CHENG TONY KIN SHUN 4
Research Summary
AI-generated summary
RGA CEO Tony Cheng Exercises SARs, Nets 2,366 Shares
What Happened
- Tony K. Cheng, President, CEO and Director of Reinsurance Group of America (RGA), exercised 4,152 stock appreciation rights (SARs) on Feb 10, 2026. The filing reports an acquisition amount of $388,337 (4,152 @ $93.53) linked to the exercise.
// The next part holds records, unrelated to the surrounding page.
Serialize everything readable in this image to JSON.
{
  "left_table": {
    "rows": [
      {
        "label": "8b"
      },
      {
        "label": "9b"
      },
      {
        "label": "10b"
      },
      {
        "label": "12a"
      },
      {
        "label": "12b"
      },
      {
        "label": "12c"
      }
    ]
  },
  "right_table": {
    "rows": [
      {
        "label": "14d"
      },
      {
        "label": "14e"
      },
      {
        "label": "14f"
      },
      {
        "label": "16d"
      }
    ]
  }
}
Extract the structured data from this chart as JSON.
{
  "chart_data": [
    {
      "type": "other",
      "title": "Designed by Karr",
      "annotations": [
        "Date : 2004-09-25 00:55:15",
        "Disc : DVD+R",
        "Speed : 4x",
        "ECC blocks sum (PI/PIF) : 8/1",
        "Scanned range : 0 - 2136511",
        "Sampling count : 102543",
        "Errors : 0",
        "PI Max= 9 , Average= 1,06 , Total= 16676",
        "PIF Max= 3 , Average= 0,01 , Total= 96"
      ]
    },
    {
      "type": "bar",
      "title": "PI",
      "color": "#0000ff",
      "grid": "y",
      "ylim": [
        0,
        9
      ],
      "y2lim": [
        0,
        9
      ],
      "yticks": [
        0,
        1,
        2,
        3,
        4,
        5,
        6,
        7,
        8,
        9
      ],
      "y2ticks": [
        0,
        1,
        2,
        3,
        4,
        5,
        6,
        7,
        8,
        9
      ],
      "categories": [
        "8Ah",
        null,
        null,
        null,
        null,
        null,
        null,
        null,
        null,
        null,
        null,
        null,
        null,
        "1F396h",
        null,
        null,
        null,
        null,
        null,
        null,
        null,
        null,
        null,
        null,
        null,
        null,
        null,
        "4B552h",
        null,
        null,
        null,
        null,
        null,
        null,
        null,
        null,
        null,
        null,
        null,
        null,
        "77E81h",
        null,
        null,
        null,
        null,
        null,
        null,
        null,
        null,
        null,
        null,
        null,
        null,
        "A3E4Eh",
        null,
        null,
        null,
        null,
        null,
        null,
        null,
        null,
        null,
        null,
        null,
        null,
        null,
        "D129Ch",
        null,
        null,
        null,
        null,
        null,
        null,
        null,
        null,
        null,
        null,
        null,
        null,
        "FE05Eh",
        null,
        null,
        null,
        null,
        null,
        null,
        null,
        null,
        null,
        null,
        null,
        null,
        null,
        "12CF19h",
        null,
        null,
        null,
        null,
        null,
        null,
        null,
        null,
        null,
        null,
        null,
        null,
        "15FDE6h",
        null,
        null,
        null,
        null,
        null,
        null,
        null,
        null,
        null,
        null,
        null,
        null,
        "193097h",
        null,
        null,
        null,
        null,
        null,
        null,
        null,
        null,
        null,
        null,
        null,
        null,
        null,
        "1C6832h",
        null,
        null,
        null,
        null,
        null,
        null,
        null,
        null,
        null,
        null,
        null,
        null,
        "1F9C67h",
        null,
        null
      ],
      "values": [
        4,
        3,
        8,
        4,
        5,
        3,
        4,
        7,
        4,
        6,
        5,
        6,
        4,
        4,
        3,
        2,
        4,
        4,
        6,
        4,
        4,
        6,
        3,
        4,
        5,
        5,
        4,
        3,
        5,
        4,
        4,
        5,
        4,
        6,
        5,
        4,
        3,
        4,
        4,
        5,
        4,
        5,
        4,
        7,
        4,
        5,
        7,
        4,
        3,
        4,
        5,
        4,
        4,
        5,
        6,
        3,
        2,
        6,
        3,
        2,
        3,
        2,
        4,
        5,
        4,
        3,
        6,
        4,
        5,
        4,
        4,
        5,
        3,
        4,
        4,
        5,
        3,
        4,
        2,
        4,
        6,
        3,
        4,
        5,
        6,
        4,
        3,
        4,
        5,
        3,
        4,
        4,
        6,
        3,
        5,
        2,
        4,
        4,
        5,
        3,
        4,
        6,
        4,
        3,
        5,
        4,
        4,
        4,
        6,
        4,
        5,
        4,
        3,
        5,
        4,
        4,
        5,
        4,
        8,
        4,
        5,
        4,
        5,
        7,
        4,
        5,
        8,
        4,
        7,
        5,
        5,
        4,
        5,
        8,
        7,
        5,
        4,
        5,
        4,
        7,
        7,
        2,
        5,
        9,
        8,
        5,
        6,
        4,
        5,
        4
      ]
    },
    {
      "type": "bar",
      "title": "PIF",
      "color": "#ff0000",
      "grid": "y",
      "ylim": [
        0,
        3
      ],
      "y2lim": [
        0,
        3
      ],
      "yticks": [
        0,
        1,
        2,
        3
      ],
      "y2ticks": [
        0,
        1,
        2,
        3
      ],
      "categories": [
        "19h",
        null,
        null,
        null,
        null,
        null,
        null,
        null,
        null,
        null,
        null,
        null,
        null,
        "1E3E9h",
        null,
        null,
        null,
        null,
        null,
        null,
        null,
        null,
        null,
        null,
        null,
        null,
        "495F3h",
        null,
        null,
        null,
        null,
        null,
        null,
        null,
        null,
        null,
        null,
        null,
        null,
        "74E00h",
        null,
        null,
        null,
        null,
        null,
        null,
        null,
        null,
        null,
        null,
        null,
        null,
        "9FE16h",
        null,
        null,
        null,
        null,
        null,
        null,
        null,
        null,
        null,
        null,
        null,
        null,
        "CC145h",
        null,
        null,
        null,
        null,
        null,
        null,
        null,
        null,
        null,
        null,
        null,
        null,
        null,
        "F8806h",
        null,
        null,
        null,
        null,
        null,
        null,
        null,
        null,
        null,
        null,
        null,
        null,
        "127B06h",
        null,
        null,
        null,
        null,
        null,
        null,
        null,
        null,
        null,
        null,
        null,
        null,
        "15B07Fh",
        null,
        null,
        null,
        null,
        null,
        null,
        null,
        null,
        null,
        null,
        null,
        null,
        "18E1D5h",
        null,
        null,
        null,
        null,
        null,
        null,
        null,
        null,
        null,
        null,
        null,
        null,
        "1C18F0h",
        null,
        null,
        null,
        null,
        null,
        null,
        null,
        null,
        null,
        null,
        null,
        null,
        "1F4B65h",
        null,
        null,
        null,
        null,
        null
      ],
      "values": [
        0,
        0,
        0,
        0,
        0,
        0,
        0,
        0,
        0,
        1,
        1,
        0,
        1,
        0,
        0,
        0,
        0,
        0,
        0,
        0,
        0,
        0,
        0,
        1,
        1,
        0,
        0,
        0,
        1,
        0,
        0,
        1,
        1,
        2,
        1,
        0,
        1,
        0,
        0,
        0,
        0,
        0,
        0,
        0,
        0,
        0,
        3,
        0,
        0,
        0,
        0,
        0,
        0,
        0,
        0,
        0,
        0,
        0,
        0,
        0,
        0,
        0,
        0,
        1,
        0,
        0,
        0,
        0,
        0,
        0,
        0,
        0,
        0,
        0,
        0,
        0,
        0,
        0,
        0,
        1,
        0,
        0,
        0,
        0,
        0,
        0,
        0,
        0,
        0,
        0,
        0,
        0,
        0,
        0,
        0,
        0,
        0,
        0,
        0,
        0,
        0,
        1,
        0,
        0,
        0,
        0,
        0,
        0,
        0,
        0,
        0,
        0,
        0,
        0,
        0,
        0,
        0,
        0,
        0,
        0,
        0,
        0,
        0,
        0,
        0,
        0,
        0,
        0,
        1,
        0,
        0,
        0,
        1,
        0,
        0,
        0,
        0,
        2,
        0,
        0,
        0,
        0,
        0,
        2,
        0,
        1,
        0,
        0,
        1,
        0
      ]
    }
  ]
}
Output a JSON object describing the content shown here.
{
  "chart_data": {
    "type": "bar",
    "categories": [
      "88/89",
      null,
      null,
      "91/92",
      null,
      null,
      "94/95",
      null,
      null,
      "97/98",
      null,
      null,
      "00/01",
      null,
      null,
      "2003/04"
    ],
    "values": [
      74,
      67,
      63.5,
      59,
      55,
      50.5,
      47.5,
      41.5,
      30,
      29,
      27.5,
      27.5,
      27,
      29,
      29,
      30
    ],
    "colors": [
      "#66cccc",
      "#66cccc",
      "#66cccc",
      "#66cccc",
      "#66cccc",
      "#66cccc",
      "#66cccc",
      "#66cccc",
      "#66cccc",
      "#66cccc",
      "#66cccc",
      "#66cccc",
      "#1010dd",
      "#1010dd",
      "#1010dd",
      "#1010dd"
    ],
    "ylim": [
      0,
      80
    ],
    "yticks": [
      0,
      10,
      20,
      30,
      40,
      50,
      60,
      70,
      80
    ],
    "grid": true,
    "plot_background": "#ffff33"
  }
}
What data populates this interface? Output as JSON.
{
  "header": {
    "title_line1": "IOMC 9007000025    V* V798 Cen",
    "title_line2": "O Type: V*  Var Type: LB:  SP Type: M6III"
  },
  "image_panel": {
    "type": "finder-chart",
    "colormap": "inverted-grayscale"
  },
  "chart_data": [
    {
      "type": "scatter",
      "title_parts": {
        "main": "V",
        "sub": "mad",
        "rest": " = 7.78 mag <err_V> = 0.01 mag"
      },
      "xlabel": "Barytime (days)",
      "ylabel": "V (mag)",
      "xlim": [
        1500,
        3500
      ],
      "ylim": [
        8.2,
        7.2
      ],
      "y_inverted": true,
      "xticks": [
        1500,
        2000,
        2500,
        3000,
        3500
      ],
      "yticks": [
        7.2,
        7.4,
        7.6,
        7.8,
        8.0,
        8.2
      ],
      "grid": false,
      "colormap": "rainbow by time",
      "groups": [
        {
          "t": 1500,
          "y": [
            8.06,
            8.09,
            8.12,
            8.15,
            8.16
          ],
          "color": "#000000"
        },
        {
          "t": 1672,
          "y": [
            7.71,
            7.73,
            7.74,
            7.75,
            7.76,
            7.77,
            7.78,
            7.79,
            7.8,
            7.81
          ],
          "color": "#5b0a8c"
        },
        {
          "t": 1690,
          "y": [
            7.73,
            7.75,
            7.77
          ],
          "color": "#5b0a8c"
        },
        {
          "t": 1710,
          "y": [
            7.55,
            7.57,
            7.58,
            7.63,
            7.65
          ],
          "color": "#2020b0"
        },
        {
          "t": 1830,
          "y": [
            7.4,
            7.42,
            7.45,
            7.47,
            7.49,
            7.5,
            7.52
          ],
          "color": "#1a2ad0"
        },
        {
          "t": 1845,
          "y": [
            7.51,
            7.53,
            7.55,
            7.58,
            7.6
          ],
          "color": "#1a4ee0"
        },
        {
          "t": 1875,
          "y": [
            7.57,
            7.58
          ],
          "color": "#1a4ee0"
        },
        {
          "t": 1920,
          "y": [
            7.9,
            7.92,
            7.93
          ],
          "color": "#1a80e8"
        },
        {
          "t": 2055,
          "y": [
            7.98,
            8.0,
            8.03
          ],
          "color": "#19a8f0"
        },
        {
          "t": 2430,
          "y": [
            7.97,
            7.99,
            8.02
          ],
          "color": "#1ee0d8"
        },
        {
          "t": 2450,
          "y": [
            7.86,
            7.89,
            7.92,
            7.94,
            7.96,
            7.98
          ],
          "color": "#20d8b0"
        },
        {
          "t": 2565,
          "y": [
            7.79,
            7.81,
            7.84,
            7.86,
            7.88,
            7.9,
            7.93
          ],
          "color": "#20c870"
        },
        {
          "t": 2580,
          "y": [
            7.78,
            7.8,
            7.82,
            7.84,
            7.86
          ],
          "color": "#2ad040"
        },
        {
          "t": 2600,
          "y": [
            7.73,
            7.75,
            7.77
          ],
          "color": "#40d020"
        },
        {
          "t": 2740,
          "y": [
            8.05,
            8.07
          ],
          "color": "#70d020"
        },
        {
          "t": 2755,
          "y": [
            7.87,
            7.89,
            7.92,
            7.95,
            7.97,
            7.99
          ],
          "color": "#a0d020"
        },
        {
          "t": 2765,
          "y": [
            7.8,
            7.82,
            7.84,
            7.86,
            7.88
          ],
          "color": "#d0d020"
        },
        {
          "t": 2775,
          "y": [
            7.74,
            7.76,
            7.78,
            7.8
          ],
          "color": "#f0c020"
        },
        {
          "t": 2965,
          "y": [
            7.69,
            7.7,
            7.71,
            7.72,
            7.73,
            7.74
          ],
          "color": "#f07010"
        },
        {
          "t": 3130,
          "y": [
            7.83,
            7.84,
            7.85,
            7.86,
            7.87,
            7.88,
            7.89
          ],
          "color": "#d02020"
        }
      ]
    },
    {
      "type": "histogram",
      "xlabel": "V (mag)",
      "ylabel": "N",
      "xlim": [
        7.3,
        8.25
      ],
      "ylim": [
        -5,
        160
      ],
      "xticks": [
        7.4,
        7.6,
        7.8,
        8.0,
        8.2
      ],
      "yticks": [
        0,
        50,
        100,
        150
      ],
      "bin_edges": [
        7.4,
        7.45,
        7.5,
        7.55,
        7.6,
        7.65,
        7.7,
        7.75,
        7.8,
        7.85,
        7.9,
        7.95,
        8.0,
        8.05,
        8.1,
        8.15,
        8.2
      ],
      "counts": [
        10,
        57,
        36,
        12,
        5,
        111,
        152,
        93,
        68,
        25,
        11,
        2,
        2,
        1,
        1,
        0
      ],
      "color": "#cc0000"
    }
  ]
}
- To satisfy taxes/exercise obligations, 1,786 shares were withheld (reported at $217.51 each, totaling ~$388,473), leaving a net settlement of 2,366 shares to Mr. Cheng. The filing shows the derivative conversion/settlement entries (transaction codes M = exercise/conversion, F = tax withholding).
Key Details
- Transaction date: 2026-02-10; Form 4 filed 2026-02-11 (next-day filing).
- Exercise/Conversion: 4,152 SARs (code M) — reported as 4,152 shares acquired at $93.53 (total $388,337).
- Tax withholding: 1,786 shares withheld (code F) at $217.51/share (total ~$388,473) resulting in net 2,366 shares delivered to the insider (F1).
- Footnote: SARs were granted Mar 4, 2016 and vested in 25% increments each Dec 31, 2016–2019 (F2).
- Shares owned after transaction: not specified in the provided summary of the filing.
- Filing timeliness: appears timely (transaction 2/10/2026; Form 4 filed 2/11/2026).
Context
- This was an exercise/settlement of SARs (a derivative). Part of the shares were withheld to cover tax/exercise obligations, a common "net settlement" or cashless exercise mechanism — not an open-market purchase or sale by the insider.
- Exercises and withholding are typically routine executive compensation actions and do not, by themselves, indicate a change in the insider’s view of the stock. Purchases are generally more direct signals of bullish sentiment.